The study conducted at the University of Helsinki and the Turku University Hospital Neuro center compared the effect of listening to vocal music, instrumental music, and audiobooks on the structural and functional recovery of the language network of patients who had suffered an acute stroke. Further, it examined the links between such changes and language recovery during a three-month follow-up period.
Based on the study, it was found that listening to vocal music improved the recovery of the structural connectivity of the language network in the left frontal lobe compared to listening to audiobooks. These structural changes correlated with the recovery of language skills. However, the neural mechanisms underlying the phenomenon have so far remained unknown.
“For the first time, we were able to demonstrate that the positive effects of vocal music are related to the structural and functional plasticity of the language network. This expands our understanding of the mechanisms of action of music-based neurological rehabilitation methods,” said Mr. Aleksi Sihvonen, Postdoctoral Researcher.
Aphasia, a language impairment resulting from a stroke, causes considerable suffering to patients. Current therapies help in the recovery process of language impairments, but the results vary and the necessary rehabilitation is often not available to a sufficient degree and early enough. Vocal music can be considered a measure that enhances conventional forms of rehabilitation in healthcare.
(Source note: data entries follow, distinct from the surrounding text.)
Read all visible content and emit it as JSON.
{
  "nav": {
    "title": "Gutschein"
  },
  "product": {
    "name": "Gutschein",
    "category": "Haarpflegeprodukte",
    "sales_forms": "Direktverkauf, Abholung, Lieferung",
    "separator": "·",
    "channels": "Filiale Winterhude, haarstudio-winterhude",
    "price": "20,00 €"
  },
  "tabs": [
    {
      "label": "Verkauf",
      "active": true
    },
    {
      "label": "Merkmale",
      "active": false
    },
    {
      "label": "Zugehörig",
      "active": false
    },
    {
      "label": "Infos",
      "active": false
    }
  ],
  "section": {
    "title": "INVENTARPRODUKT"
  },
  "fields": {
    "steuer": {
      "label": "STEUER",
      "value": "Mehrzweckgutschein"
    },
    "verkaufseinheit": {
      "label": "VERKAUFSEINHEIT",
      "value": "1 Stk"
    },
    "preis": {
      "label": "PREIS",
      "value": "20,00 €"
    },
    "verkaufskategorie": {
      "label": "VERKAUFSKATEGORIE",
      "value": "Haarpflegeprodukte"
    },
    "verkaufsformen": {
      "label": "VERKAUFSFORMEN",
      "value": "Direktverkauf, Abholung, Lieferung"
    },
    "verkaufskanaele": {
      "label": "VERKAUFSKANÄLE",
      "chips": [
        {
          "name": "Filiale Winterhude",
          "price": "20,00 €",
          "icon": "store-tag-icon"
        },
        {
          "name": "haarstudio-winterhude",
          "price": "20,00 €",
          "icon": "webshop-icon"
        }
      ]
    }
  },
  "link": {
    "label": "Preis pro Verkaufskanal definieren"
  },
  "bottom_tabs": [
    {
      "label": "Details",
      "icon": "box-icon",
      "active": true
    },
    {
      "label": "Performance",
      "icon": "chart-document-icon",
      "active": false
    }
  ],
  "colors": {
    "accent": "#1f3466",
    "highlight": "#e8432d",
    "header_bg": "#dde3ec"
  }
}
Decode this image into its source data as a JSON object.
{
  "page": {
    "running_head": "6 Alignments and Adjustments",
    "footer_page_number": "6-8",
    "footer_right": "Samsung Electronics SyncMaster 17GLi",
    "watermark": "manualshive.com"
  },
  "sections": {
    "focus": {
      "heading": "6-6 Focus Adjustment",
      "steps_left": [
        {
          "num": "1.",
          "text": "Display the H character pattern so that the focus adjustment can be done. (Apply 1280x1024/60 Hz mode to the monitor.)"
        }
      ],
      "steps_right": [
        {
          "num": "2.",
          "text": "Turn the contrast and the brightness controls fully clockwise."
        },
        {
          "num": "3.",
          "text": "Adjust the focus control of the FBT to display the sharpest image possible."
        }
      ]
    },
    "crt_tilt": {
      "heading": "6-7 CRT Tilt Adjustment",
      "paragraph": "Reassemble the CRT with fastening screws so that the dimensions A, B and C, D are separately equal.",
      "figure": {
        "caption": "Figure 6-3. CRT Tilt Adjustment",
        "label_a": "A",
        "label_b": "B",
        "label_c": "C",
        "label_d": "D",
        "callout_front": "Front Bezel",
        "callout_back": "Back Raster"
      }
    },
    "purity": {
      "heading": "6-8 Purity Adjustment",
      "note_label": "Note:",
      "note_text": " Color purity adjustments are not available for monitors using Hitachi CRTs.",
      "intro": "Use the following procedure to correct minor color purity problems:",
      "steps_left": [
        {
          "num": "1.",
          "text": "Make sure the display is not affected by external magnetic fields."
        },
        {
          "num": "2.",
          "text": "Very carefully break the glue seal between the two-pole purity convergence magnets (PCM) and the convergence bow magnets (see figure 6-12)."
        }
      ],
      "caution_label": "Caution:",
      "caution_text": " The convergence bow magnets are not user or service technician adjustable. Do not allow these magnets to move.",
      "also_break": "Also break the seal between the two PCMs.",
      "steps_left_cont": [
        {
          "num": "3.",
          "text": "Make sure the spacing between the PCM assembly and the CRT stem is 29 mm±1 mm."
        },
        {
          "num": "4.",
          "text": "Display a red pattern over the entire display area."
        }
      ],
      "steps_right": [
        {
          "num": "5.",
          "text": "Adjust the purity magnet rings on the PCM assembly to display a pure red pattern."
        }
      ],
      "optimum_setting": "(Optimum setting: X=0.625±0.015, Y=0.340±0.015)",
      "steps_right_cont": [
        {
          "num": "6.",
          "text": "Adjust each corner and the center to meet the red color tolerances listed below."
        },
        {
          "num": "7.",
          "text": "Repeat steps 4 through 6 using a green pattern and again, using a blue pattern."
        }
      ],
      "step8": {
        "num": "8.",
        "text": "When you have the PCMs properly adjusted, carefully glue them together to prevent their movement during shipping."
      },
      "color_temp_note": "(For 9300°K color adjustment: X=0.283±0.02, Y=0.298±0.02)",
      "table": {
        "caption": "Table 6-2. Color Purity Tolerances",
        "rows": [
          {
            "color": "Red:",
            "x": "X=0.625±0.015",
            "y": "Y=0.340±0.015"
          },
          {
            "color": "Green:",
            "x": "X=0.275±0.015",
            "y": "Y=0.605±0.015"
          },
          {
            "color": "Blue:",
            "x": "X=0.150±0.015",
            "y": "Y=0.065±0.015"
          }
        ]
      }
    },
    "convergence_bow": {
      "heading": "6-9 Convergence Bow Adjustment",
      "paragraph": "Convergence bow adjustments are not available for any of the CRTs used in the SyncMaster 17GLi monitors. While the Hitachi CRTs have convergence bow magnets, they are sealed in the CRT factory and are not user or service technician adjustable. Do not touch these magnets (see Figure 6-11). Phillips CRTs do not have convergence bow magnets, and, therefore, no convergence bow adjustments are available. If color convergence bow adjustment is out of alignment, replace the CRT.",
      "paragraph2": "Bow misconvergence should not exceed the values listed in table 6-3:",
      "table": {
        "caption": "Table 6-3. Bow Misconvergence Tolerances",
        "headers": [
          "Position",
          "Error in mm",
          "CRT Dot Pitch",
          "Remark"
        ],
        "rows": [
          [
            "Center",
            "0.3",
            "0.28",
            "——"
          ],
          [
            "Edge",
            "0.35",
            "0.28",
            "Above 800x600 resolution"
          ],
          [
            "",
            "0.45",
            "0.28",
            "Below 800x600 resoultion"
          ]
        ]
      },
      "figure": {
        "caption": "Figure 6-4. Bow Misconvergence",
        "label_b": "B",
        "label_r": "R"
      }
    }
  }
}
According to Mr. Sihvonen, listening to music could be used as a cost-efficient boost to the normal recovery procedures or for rehabilitating patients with mild speech disorders when other options are scarce.
After a disturbance of the cerebral circulation, the brain needs stimulation to recover as well as possible. This is the goal of conventional rehabilitation methods as well.
“Unfortunately, a lot of the time spent in hospital is not stimulating. At these times, listening to music could serve as an additional and sensible rehabilitation measure that can have a positive effect on recovery, improving the prognosis,” Mr. Sihvonen concluded.